Pero Dew era un enigma y en el mar la palabra del capitán era ley. Sería interesante ver si el inspector estaba a la altura de su leyenda.
¿Qué podía hacer Scotland Yard fuera de acusar recibo?
El comisario firmó el mensaje y lo arrojó a la bandeja, ya fuera de su mente. Acto seguido bajó a buscar un taxi… Al día siguiente un empleado archivó el telegrama.
El hombre que iba a convertirse en el falso inspector Dew se llamaba Baranov. Su vida no había tenido nada de excepcional hasta el 7 de mayo de 1915, cuando sin querer se vio envuelto en uno de los notorios incidentes de la primera guerra mundial.

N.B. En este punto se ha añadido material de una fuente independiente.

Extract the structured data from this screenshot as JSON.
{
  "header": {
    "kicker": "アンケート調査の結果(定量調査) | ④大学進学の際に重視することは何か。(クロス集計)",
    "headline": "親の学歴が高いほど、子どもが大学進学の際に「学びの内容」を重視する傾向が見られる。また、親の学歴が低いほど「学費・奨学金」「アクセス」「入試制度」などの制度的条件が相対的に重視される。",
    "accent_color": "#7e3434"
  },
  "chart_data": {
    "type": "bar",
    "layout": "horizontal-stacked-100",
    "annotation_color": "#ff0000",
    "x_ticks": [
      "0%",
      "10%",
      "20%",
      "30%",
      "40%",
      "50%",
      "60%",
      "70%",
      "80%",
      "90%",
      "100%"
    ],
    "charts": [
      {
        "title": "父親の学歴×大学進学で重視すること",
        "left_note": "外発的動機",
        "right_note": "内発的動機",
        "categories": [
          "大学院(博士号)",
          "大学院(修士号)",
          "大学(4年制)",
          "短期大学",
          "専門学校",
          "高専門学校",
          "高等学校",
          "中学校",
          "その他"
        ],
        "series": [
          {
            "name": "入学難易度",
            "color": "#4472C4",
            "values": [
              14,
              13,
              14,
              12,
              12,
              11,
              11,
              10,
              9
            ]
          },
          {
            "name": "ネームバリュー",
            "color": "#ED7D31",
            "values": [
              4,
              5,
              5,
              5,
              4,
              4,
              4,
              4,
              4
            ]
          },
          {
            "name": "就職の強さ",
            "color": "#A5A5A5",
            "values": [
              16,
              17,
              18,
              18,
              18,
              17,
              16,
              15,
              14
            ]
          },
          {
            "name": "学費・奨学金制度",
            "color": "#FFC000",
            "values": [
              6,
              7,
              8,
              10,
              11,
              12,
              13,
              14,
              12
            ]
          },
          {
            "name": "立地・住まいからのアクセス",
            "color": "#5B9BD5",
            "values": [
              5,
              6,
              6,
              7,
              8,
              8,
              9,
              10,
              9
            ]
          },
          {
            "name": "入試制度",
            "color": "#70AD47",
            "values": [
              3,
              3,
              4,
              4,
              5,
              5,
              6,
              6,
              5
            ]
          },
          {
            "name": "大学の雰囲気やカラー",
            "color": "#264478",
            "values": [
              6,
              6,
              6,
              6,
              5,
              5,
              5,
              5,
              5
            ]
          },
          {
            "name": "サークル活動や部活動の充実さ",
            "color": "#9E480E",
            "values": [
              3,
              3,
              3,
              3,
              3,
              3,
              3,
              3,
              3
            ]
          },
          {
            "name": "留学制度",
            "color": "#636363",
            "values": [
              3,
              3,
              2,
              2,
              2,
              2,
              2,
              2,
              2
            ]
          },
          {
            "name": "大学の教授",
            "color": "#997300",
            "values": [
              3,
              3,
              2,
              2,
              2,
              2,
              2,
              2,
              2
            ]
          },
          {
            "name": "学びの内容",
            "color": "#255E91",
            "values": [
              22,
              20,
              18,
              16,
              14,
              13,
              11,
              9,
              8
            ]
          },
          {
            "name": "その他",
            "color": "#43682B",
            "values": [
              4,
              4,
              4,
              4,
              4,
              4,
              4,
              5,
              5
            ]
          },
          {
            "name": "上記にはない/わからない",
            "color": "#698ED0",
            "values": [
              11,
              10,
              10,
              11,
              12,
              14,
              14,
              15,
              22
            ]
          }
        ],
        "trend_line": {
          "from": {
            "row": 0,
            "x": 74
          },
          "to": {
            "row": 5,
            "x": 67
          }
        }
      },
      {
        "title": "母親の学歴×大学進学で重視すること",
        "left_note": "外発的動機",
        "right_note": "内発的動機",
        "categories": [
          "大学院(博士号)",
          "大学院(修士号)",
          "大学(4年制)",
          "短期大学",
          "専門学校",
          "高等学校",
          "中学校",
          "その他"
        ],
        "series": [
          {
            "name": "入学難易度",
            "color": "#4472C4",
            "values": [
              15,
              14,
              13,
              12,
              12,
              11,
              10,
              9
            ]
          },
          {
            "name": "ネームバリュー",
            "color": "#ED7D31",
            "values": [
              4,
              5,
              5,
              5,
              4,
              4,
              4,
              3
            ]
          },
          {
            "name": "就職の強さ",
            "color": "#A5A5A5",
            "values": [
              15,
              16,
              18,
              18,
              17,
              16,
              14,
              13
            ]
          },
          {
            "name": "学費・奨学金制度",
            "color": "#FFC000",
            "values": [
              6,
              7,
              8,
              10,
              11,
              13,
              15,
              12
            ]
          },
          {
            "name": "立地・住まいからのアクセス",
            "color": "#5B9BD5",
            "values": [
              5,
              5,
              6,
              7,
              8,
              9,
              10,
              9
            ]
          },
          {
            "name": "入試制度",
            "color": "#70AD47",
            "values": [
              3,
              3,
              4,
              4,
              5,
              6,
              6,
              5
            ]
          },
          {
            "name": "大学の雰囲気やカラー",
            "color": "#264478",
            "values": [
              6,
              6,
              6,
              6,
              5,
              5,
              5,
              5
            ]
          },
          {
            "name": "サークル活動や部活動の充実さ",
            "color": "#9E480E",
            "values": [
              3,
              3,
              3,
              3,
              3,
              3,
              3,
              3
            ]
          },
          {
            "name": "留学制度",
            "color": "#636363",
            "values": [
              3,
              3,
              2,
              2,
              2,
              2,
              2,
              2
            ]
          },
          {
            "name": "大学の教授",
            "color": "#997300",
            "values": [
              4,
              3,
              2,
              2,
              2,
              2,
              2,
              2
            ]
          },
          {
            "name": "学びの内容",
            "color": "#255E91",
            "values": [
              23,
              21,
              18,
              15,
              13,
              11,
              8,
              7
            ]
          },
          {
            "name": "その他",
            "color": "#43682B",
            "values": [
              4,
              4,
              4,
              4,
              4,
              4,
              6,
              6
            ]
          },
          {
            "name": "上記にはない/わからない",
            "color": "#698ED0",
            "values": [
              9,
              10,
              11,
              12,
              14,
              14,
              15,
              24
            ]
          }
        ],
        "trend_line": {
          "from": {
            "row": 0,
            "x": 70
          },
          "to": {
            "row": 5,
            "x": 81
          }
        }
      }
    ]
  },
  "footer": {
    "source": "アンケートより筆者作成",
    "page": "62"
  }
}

Las aguas de la costa del sur de Irlanda estaban en completa calma y tenían un color verde puro, casi translúcido. El sol se reflejaba en el enorme casco del transatlántico Lusitania de la línea Cunard, que se dirigía hacia el puerto de Queenstown con casi dos mil pasajeros más la tripulación y una carga secreta de doscientas toneladas de municiones y sesenta y seis toneladas de explosivo de piroxilina. Habían recibido órdenes de desviarse hacia Queenstown al enterarse de la existencia de un submarino alemán en el canal.
A las 14:10 el vigía vio una clara línea blanca que cortaba el agua a estribor. Por la dirección y la velocidad no podía ser otra cosa que el rastro de burbujas de aire comprimido emitido por el motor impulsor de un torpedo que iba a embestir el barco. Gritó hacia el puente.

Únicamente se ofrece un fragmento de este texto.